I went up to Farleigh the other day to look to see what was left.The WW2 water towers have been demo.d

This is where they were.





The field with the blown up pill box looks like this.Neck high in brambles and stingers,shame cos buried over the back are a pair of concrete tanks for fire fighting use.They are clearly visible on the satellite picture as strangely is the water tower

http://maps.google.co.uk/maps?hl=en&q=monkton+farleigh&ie=UTF8&hq=&hnear=Monkton+Farleigh,+Wiltshire,+United+Kingdom&ll=51.391745,-2.287543&spn=0.001848,0.005407&t=h&z=18





On the plus point at the front of Main West building is this lovely pillbox,its on secure land so no close ups.The back and roof originally had an earth cover that was removed in the 80s









This photo shows a an original capped 50 ft pre conversion airshaft that we used ti use to gain access to the M.O.D. below Its very close to main east entrance and is now very secure





http://maps.google.co.uk/maps?hl=en&q=monkton+farleigh&ie=UTF8&hq=&hnear=Monkton+Farleigh,+Wiltshire,+United+Kingdom&ll=51.393725,-2.284435&spn=0.000924,0.001682&t=h&z=19


----------



## Newage (Jul 14, 2010)

*Pill boxes on top of Monkton Farleigh CAD*

Time to come out of the wood work.

Just a few more pictures from me.

On top of the CAD there is a small reservoir and this little baby stands to the south.

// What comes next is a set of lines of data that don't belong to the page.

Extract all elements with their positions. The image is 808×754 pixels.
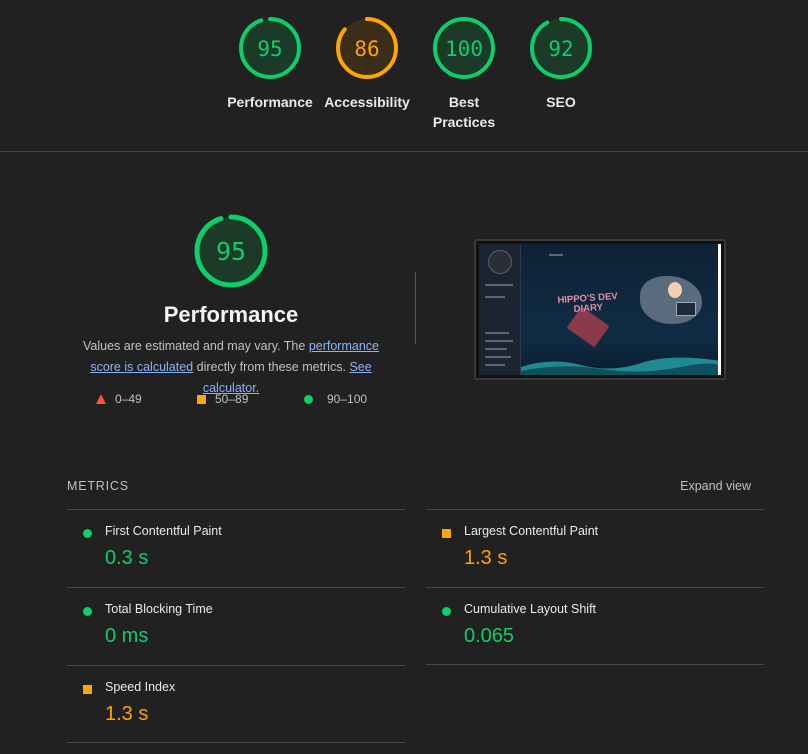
metric-name: Cumulative Layout Shift <box>464 602 597 616</box>
final-screenshot[interactable]: HIPPO'S DEV DIARY <box>474 239 726 380</box>
gauge-ring: 92 <box>530 17 592 79</box>
metric-value: 1.3 s <box>105 703 149 725</box>
divider <box>426 664 764 665</box>
square-icon <box>197 394 206 404</box>
gauge-best-practices[interactable]: 100 Best Practices <box>412 16 516 132</box>
metric-name: Speed Index <box>105 680 176 694</box>
gauge-label: Performance <box>227 94 313 110</box>
legend-pass: 90–100 <box>304 392 367 406</box>
desc-text: directly from these metrics. <box>193 360 350 374</box>
gauge-label: SEO <box>546 94 576 110</box>
score-legend: 0–49 50–89 90–100 <box>0 392 462 412</box>
divider <box>67 742 405 743</box>
metric-value: 0.065 <box>464 625 515 647</box>
legend-average-label: 50–89 <box>215 392 249 406</box>
metrics-title: METRICS <box>67 479 129 493</box>
pass-circle-icon <box>83 607 92 616</box>
screenshot-wave <box>521 357 718 375</box>
performance-description: Values are estimated and may vary. The p… <box>66 336 396 399</box>
metric-name: First Contentful Paint <box>105 524 222 538</box>
legend-average: 50–89 <box>197 392 248 406</box>
screenshot-sidebar <box>479 244 521 375</box>
metrics-header: METRICS Expand view <box>67 479 751 497</box>
gauge-score: 92 <box>548 37 573 61</box>
legend-fail: 0–49 <box>96 392 142 406</box>
metric-speed-index: Speed Index 1.3 s <box>67 665 405 743</box>
metric-total-blocking-time: Total Blocking Time 0 ms <box>67 587 405 665</box>
gauge-score: 100 <box>445 37 483 61</box>
metric-value: 1.3 s <box>464 547 508 569</box>
expand-view-button[interactable]: Expand view <box>680 479 751 493</box>
metric-largest-contentful-paint: Largest Contentful Paint 1.3 s <box>426 509 764 587</box>
pass-circle-icon <box>442 607 451 616</box>
screenshot-image: HIPPO'S DEV DIARY <box>479 244 721 375</box>
screenshot-laptop <box>676 302 696 316</box>
desc-text: Values are estimated and may vary. The <box>83 339 309 353</box>
gauge-performance[interactable]: 95 Performance <box>218 16 322 112</box>
metric-first-contentful-paint: First Contentful Paint 0.3 s <box>67 509 405 587</box>
avatar <box>488 250 512 274</box>
vertical-divider <box>415 272 416 344</box>
performance-gauge-ring: 95 <box>194 214 268 288</box>
metric-value: 0.3 s <box>105 547 149 569</box>
gauge-accessibility[interactable]: 86 Accessibility <box>315 16 419 112</box>
screenshot-face <box>668 282 682 298</box>
circle-icon <box>304 394 313 404</box>
triangle-icon <box>96 394 106 404</box>
metric-name: Largest Contentful Paint <box>464 524 599 538</box>
legend-pass-label: 90–100 <box>327 392 368 406</box>
performance-gauge: 95 <box>194 214 268 293</box>
metric-name: Total Blocking Time <box>105 602 213 616</box>
gauge-ring: 100 <box>433 17 495 79</box>
average-square-icon <box>83 685 92 694</box>
legend-fail-label: 0–49 <box>115 392 142 406</box>
gauge-score: 86 <box>354 37 379 61</box>
gauge-score: 95 <box>257 37 282 61</box>
pass-circle-icon <box>83 529 92 538</box>
performance-score: 95 <box>216 237 246 266</box>
gauge-seo[interactable]: 92 SEO <box>509 16 613 112</box>
gauge-label: Accessibility <box>324 94 410 110</box>
performance-title: Performance <box>163 302 299 327</box>
gauge-ring: 95 <box>239 17 301 79</box>
average-square-icon <box>442 529 451 538</box>
gauge-label: Best Practices <box>432 94 496 130</box>
summary-gauges: 95 Performance 86 Accessibility 100 Best… <box>0 0 808 152</box>
metric-cumulative-layout-shift: Cumulative Layout Shift 0.065 <box>426 587 764 665</box>
metric-value: 0 ms <box>105 625 149 647</box>
gauge-ring: 86 <box>336 17 398 79</box>
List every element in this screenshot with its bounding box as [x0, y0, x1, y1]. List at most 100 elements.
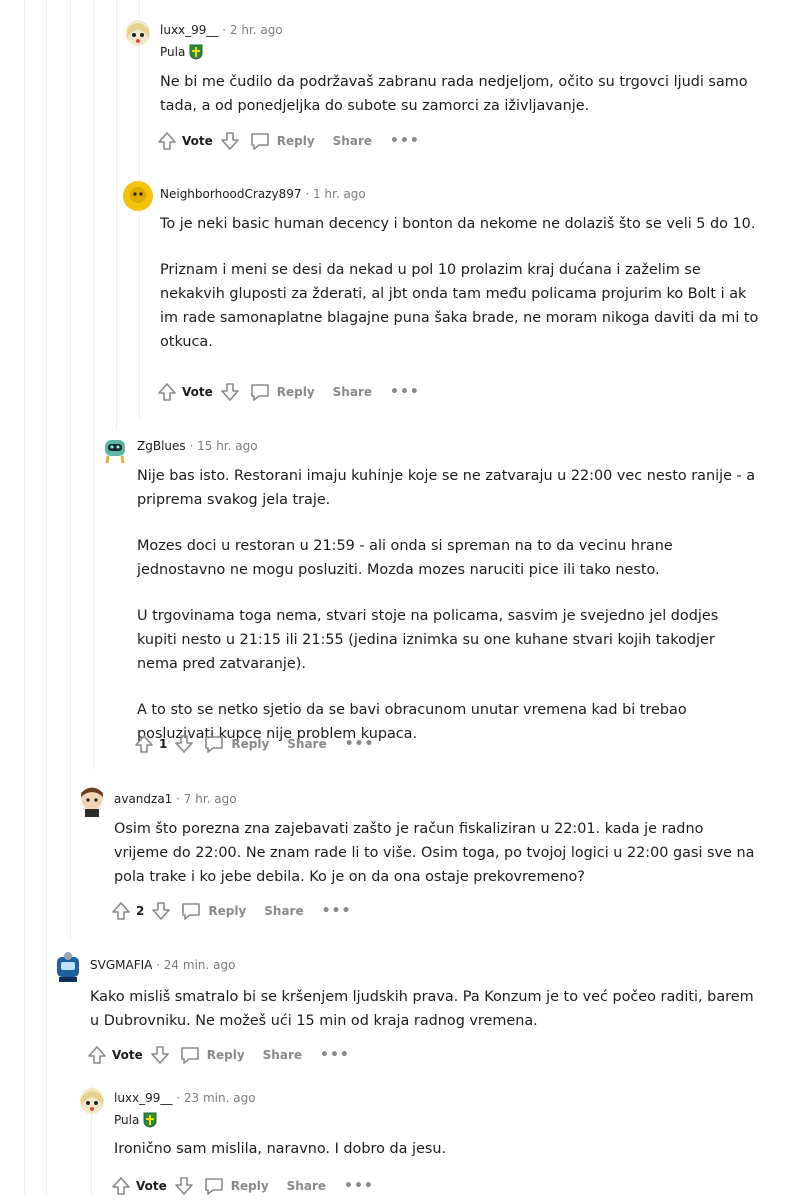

Note the very thich blast wall and the steps leading down in to the pill box.










It's dry inside and still has the rail to hang a light cover over the gun ports.






Next up is this pill box in the hedgerow leading to the main gate.









Cheers Newage


----------



## Newage (Jul 14, 2010)

*End of the line*

Oh just so you know we did both get to the end of the entrance tunnel.






Cheers Newage & Fluffy


----------



## night crawler (Jul 14, 2010)

Nice one guy's


----------



## cptpies (Jul 14, 2010)

That's a classic VMG emplacement Newage, straight to the FW plan by the looks of it. Got a grid ref for it and the other one?


----------